Ed è una vera cultura del riformismo quello che manca a questa sinistra. Il riformismo significa riaggiornare le analisi in relazione ai cambiamenti del contesto, dei nuovi problemi, del clima politico e sociale che muta. Tenendo presenti i valori di riferimento. È la grande lezione del riformismo socialista. Quella per cui la componente PCI del Sindacato mi diceva spesso “zitta tu riformista!”, come fosse un insulto. E invece è una lezione di cui si dovrebbe far tesoro.

I cittadini non hanno più fiducia nella classe politica che li governa. Non è più il momento in cui il referendum sulla scala mobile dava ragione a Craxi contro il PCI, perché il Pease aveva fiducia in chi faceva l’interesse generale e non in chi sventolava posizioni demagogiche.

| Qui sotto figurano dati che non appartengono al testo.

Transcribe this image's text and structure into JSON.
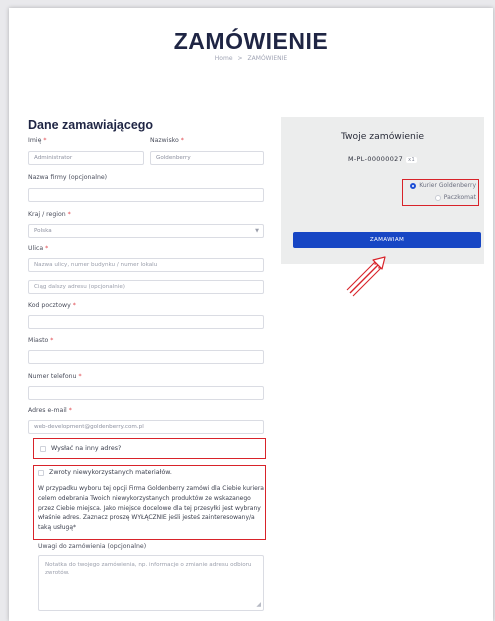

I cittadini si ritrovano alle prese con problemi concreti sempre più pesanti, mentre i vari partiti si battono a colpi di ideologia.

Certamente è necessario vigilare affinché l’ideologia “della vita” non si traduca in pratiche aberranti come quelle cui assistiamo in alcuni degli Stati degli USA, con donne “costrette” a portare avanti la gravidanza in situazioni estreme, malattie, stupri ecc.

Il programma dei FdI sostiene di essere contro ogni genere di discriminazione e a sostegno della valorizzazione della donna in ogni ambito.

Aspettiamoli al varco.

E la sinistra si rifondi attraverso una forma-partito radicata nel sociale, cosa che ora manca. Finché il ‘partito’ è costituito da chi è amministratore o aspirante tale, ‘sinistra’ è una parola vuota.

E si rifondi – la sinistra – dando più spazio ai valori autenticamente riformisti e a chi li sa davvero rappresentare.